Story casts negative light on sleep testing, say providers
YARMOUTH, Maine -When National Public Radio in January ran a story about the booming sleep apnea business, it caught the ear--and ire--of CPAP providers.
That's because the four-minute story focused on the increasing costs to the healthcare system associated with testing for sleep apnea, using phrases like "lucrative" and "wildly over-prescribed." Lost, say providers, was the benefit associated with getting people tested and treated.
"I think the tone of it was, there's abuse, and there certainly is abuse, but I think they failed to make the case that there's appropriate use of therapy," said Scott Lloyd, president of Extrakare in Norcross, Ga. "This made it sound like there's a bunch of crooks running around between the doctors and the equipment guys."
Although figures for private insurers were not cited, the story did say that Medicare payments for sleep testing increased from $62 million in 2001 to $235 million in 2009, according to the Office of the Inspector General.
But with an aging population, rising obesity levels and increased awareness of sleep apnea, that's to be expected, say providers.

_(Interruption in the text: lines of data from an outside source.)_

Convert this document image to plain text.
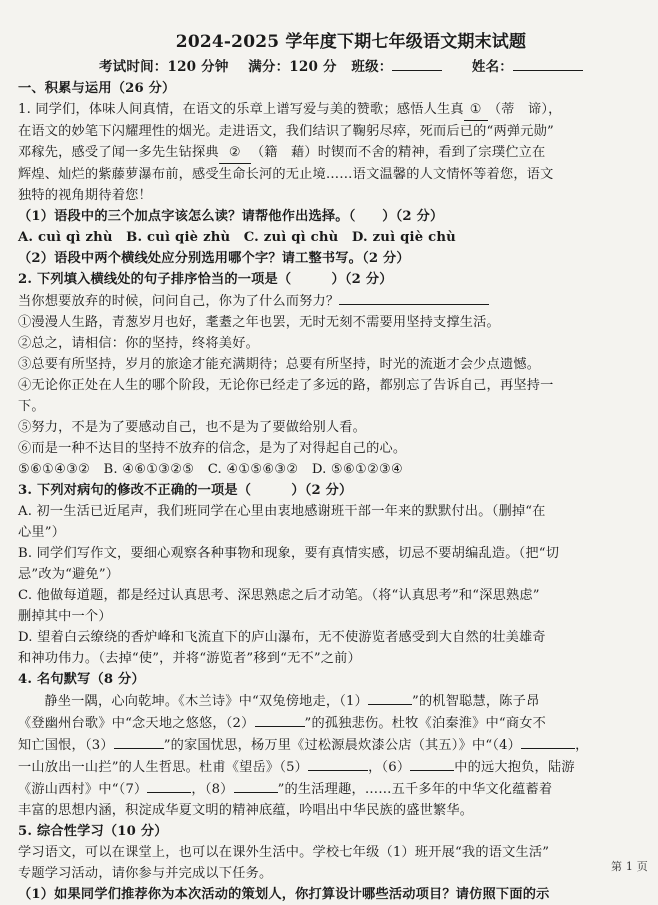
2024-2025 学年度下期七年级语文期末试题
考试时间：120 分钟 满分：120 分 班级：	姓名：

一、积累与运用（26 分）

1. 同学们，体味人间真情，在语文的乐章上谱写爱与美的赞歌；感悟人生真 ① （蒂　谛），

在语文的妙笔下闪耀理性的烟光。走进语文，我们结识了鞠躬尽瘁，死而后已的“两弹元勋”

邓稼先，感受了闻一多先生钻探典 ② （籍　藉）时锲而不舍的精神，看到了宗璞伫立在

辉煌、灿烂的紫藤萝瀑布前，感受生命长河的无止境……语文温馨的人文情怀等着您，语文

独特的视角期待着您！

（1）语段中的三个加点字该怎么读？请帮他作出选择。（　　）（2 分）

A. cuì qì zhù　B. cuì qiè zhù　C. zuì qì chù　D. zuì qiè chù

（2）语段中两个横线处应分别选用哪个字？请工整书写。（2 分）

2. 下列填入横线处的句子排序恰当的一项是（　　　）（2 分）

当你想要放弃的时候，问问自己，你为了什么而努力？

①漫漫人生路，青葱岁月也好，耄耋之年也罢，无时无刻不需要用坚持支撑生活。

②总之，请相信：你的坚持，终将美好。

③总要有所坚持，岁月的旅途才能充满期待；总要有所坚持，时光的流逝才会少点遗憾。

④无论你正处在人生的哪个阶段，无论你已经走了多远的路，都别忘了告诉自己，再坚持一

下。

⑤努力，不是为了要感动自己，也不是为了要做给别人看。

⑥而是一种不达目的坚持不放弃的信念，是为了对得起自己的心。

⑤⑥①④③②　B. ④⑥①③②⑤　C. ④①⑤⑥③②　D. ⑤⑥①②③④

3. 下列对病句的修改不正确的一项是（　　　）（2 分）

A. 初一生活已近尾声，我们班同学在心里由衷地感谢班干部一年来的默默付出。（删掉“在

心里”）

B. 同学们写作文，要细心观察各种事物和现象，要有真情实感，切忌不要胡编乱造。（把“切

忌”改为“避免”）

C. 他做每道题，都是经过认真思考、深思熟虑之后才动笔。（将“认真思考”和“深思熟虑”

删掉其中一个）

D. 望着白云缭绕的香炉峰和飞流直下的庐山瀑布，无不使游览者感受到大自然的壮美雄奇

和神功伟力。（去掉“使”，并将“游览者”移到“无不”之前）

4. 名句默写（8 分）

静坐一隅，心向乾坤。《木兰诗》中“双兔傍地走，（1）	”的机智聪慧，陈子昂

《登幽州台歌》中“念天地之悠悠，（2）	”的孤独悲伤。杜牧《泊秦淮》中“商女不

知亡国恨，（3）	”的家国忧思，杨万里《过松源晨炊漆公店（其五）》中“（4）	，

一山放出一山拦”的人生哲思。杜甫《望岳》（5）	，（6）	中的远大抱负，陆游

《游山西村》中“（7）	，（8）	”的生活理趣，……五千多年的中华文化蕴蓄着

丰富的思想内涵，积淀成华夏文明的精神底蕴，吟唱出中华民族的盛世繁华。

5. 综合性学习（10 分）

学习语文，可以在课堂上，也可以在课外生活中。学校七年级（1）班开展“我的语文生活”

专题学习活动，请你参与并完成以下任务。

（1）如果同学们推荐你为本次活动的策划人，你打算设计哪些活动项目？请仿照下面的示

第 1 页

Another factor: "Awareness leads to testing," said Lisa Feierstein, president and co-founder of Active Healthcare in Raleigh, N.C.
Providers also took issue with the oversimplified suggestions--such as losing weight--quoted in the story.
"That's a shortsighted and flippant response, as far as I am concerned," said Feierstein. "They can't lose the weight unless we treat the sleep apnea. They go hand in hand. It's a very complicated issue."
The story also suggests getting more patients diagnosed by home sleep tests, rather than in the more expensive lab setting.
The story's emphasis on the expense of testing, rather than the long-term cost benefits of treatment, was "unhelpful," said Ed Grandi.
"Compliance is where we should be focusing," said Grandi, executive director of the American Sleep Apnea Association. "What are we doing to improve adherence to therapy? Yes, the insurers can get away with paying less for the sleep tests, but they are not going to use the savings to pay for (providers to manage patient compliance)."